The Other Woman, Zizi’s Dream


Zizi Rincolisky | Ireland | 2016 | 14 m

In Zizi’s dream, like in any dream, the logic of time and action as well as cultural censorship is abolished. Bizarre, senseless actions occur simultaneously to ‘normal’ ones and no one in the dream is taking notice. Repressed sexual desire can go wild and no guilt or shame about it is felt.

Thus focus of the film «the Other woman» is on the return of the repressed in its disguised form, on what does not make sense in the dream. The latter can be located in the tension between the superficiality of the luxurious perfectionism of the bourgeoisie and the real, the impossible, the unbearable to look at. In the film, this tension or agony manifests itself on the body of the woman, which is marked by the scars of the contemporary self-mutilation and an outdated ecstatic fit of the 19/20th century, both reasons for young women for being committed to psychiatric hospital. The message of the acting outs, ecstasy and scarification is and was the same: to catch the gaze of the other, to break with the indifference of the household tribe. Thus in the film both actions are interchangeable, they follow one another and respond to each other, the ecstasy being like the stage that entails the visible body marks.

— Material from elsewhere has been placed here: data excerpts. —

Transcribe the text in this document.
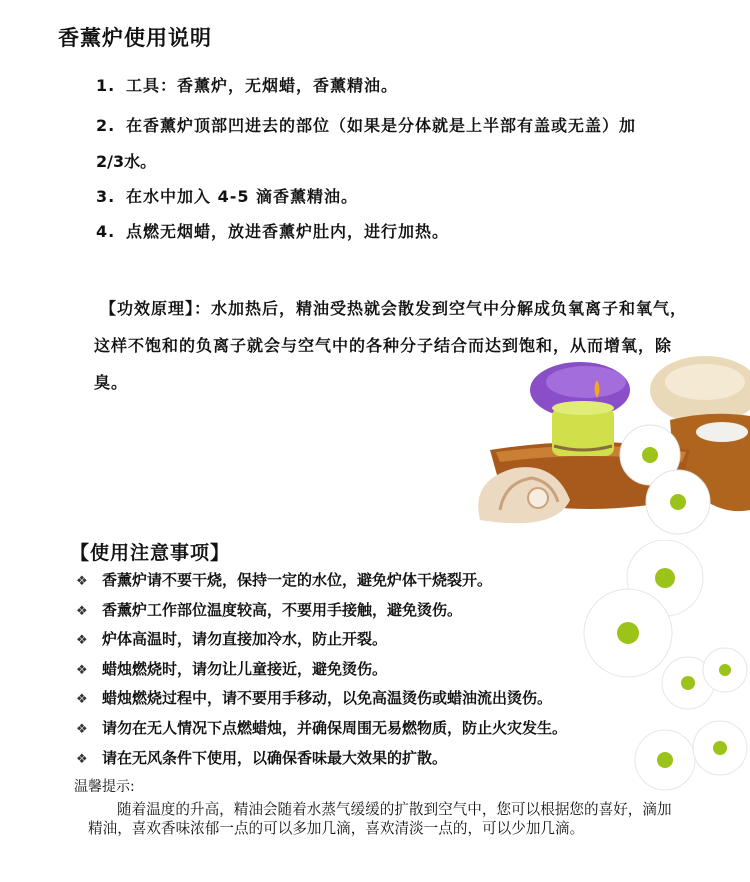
香薰炉使用说明
1. 工具：香薰炉，无烟蜡，香薰精油。
2. 在香薰炉顶部凹进去的部位（如果是分体就是上半部有盖或无盖）加
2/3水。
3. 在水中加入 4-5 滴香薰精油。
4. 点燃无烟蜡，放进香薰炉肚内，进行加热。
【功效原理】：水加热后，精油受热就会散发到空气中分解成负氧离子和氧气，这样不饱和的负离子就会与空气中的各种分子结合而达到饱和，从而增氧，除臭。
【使用注意事项】
❖ 香薰炉请不要干烧，保持一定的水位，避免炉体干烧裂开。
❖ 香薰炉工作部位温度较高，不要用手接触，避免烫伤。
❖ 炉体高温时，请勿直接加冷水，防止开裂。
❖ 蜡烛燃烧时，请勿让儿童接近，避免烫伤。
❖ 蜡烛燃烧过程中，请不要用手移动，以免高温烫伤或蜡油流出烫伤。
❖ 请勿在无人情况下点燃蜡烛，并确保周围无易燃物质，防止火灾发生。
❖ 请在无风条件下使用，以确保香味最大效果的扩散。
温馨提示:
随着温度的升高，精油会随着水蒸气缓缓的扩散到空气中，您可以根据您的喜好，滴加精油，喜欢香味浓郁一点的可以多加几滴，喜欢清淡一点的，可以少加几滴。
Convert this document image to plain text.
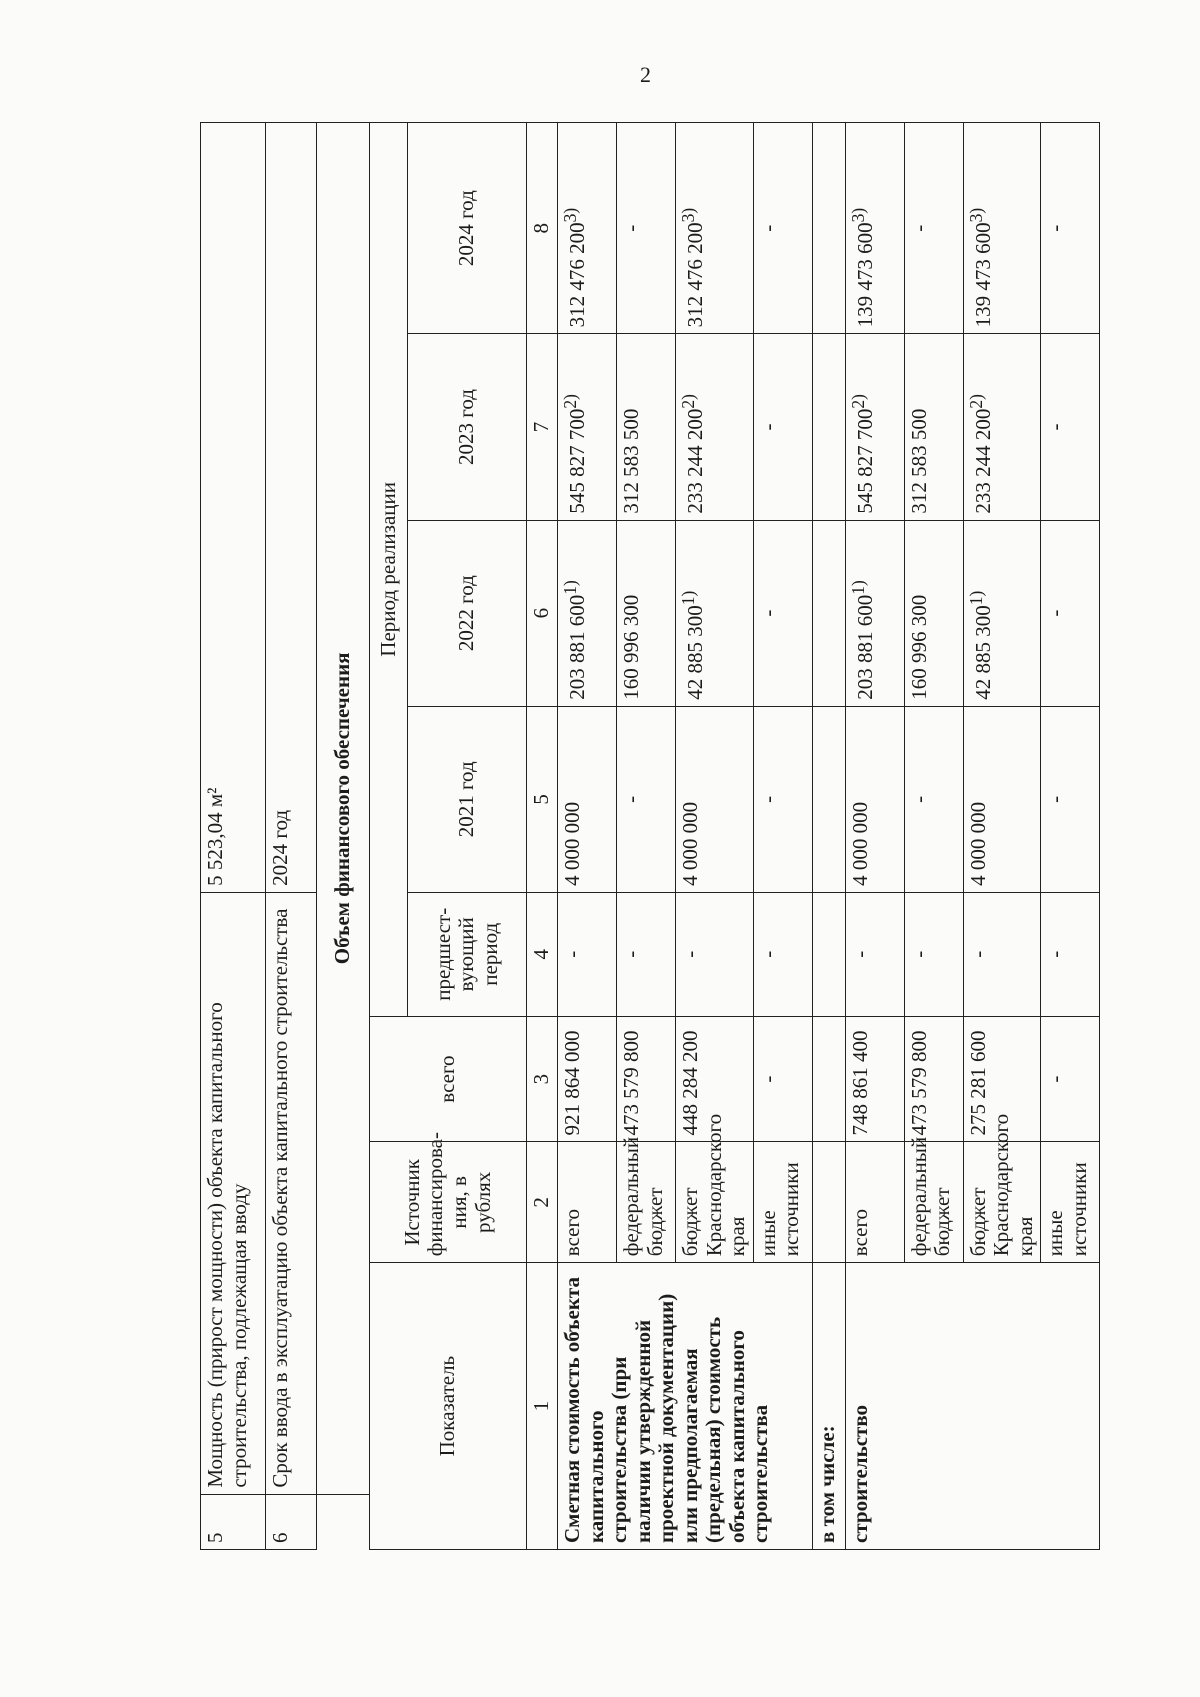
2
5	Мощность (прирост мощности) объекта капитального строительства, подлежащая вводу				5 523,04 м²			
6	Срок ввода в эксплуатацию объекта капитального строительства				2024 год			
	Объем финансового обеспечения							
Показатель		Источник финансирова-ния, в рублях	всего	Период реализации				
				предшест-вующий период	2021 год	2022 год	2023 год	2024 год
1		2	3	4	5	6	7	8
Сметная стоимость объекта капитального строительства (при наличии утвержденной проектной документации) или предполагаемая (предельная) стоимость объекта капитального строительства		всего	921 864 000	-	4 000 000	203 881 600$^{1)}$	545 827 700$^{2)}$	312 476 200$^{3)}$
		федеральный бюджет	473 579 800	-	-	160 996 300	312 583 500	-
		бюджет Краснодарского края	448 284 200	-	4 000 000	42 885 300$^{1)}$	233 244 200$^{2)}$	312 476 200$^{3)}$
		иные источники	-	-	-	-	-	-
в том числе:								
строительство		всего	748 861 400	-	4 000 000	203 881 600$^{1)}$	545 827 700$^{2)}$	139 473 600$^{3)}$
		федеральный бюджет	473 579 800	-	-	160 996 300	312 583 500	-
		бюджет Краснодарского края	275 281 600	-	4 000 000	42 885 300$^{1)}$	233 244 200$^{2)}$	139 473 600$^{3)}$
		иные источники	-	-	-	-	-	-
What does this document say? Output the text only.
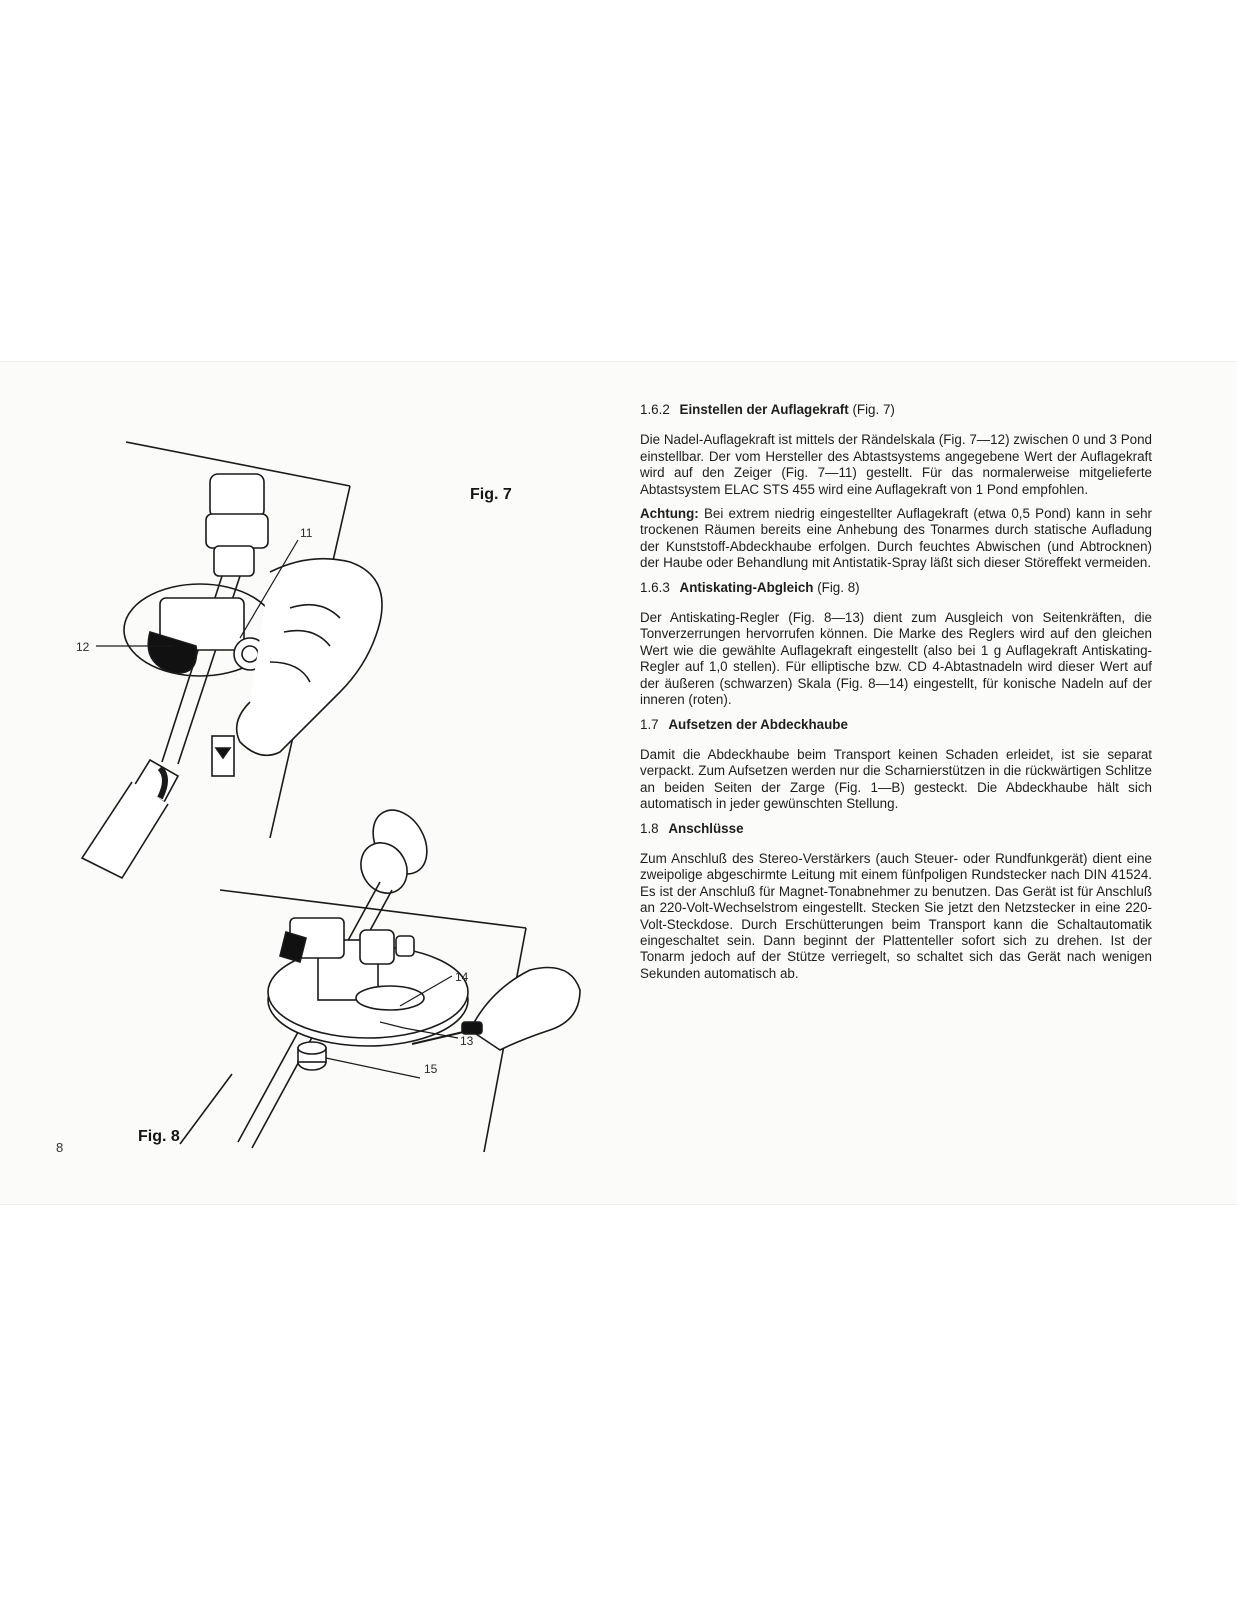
Fig. 7
11
12
Fig. 8
14
13
15
8
1.6.2 Einstellen der Auflagekraft (Fig. 7)

Die Nadel-Auflagekraft ist mittels der Rändelskala (Fig. 7—12) zwischen 0 und 3 Pond einstellbar. Der vom Hersteller des Abtastsystems angegebene Wert der Auflagekraft wird auf den Zeiger (Fig. 7—11) gestellt. Für das normalerweise mitgelieferte Abtastsystem ELAC STS 455 wird eine Auflagekraft von 1 Pond empfohlen.

Achtung: Bei extrem niedrig eingestellter Auflagekraft (etwa 0,5 Pond) kann in sehr trockenen Räumen bereits eine Anhebung des Tonarmes durch statische Aufladung der Kunststoff-Abdeckhaube erfolgen. Durch feuchtes Abwischen (und Abtrocknen) der Haube oder Behandlung mit Antistatik-Spray läßt sich dieser Störeffekt vermeiden.

1.6.3 Antiskating-Abgleich (Fig. 8)

Der Antiskating-Regler (Fig. 8—13) dient zum Ausgleich von Seitenkräften, die Tonverzerrungen hervorrufen können. Die Marke des Reglers wird auf den gleichen Wert wie die gewählte Auflagekraft eingestellt (also bei 1 g Auflagekraft Antiskating-Regler auf 1,0 stellen). Für elliptische bzw. CD 4-Abtastnadeln wird dieser Wert auf der äußeren (schwarzen) Skala (Fig. 8—14) eingestellt, für konische Nadeln auf der inneren (roten).

1.7 Aufsetzen der Abdeckhaube

Damit die Abdeckhaube beim Transport keinen Schaden erleidet, ist sie separat verpackt. Zum Aufsetzen werden nur die Scharnierstützen in die rückwärtigen Schlitze an beiden Seiten der Zarge (Fig. 1—B) gesteckt. Die Abdeckhaube hält sich automatisch in jeder gewünschten Stellung.

1.8 Anschlüsse

Zum Anschluß des Stereo-Verstärkers (auch Steuer- oder Rundfunkgerät) dient eine zweipolige abgeschirmte Leitung mit einem fünfpoligen Rundstecker nach DIN 41524. Es ist der Anschluß für Magnet-Tonabnehmer zu benutzen. Das Gerät ist für Anschluß an 220-Volt-Wechselstrom eingestellt. Stecken Sie jetzt den Netzstecker in eine 220-Volt-Steckdose. Durch Erschütterungen beim Transport kann die Schaltautomatik eingeschaltet sein. Dann beginnt der Plattenteller sofort sich zu drehen. Ist der Tonarm jedoch auf der Stütze verriegelt, so schaltet sich das Gerät nach wenigen Sekunden automatisch ab.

The sound of the film refers to the « psyché », which in Greek ψυχή means breath of life or soul. Only in her deep sleep the woman’s heart beats in sync with her breath, otherwise the heartbeats relate to her excitement. Thus, the breathing background guides and enables the viewer to access the psyché of the dreamer.

The installation «the cage» symbolizes the imprisonment in the fantasy about the significant Other, about his Otherness, in the film about the Other woman who has what the woman cannot have, but «does she want it?», or «what is it that she wants?». The image of Jesus cannot serve as a sublimation because the position of her body during the ecstatic fit points to him, the man, who is still the sole object of her sexual desire. This force of passion is emphasized by the sound of the winds.

This impossible desire and its repercussions reveal themselves in the film. Today, these ecstatic fits are still diagnosed in cultures in which women’s emancipation is impossible.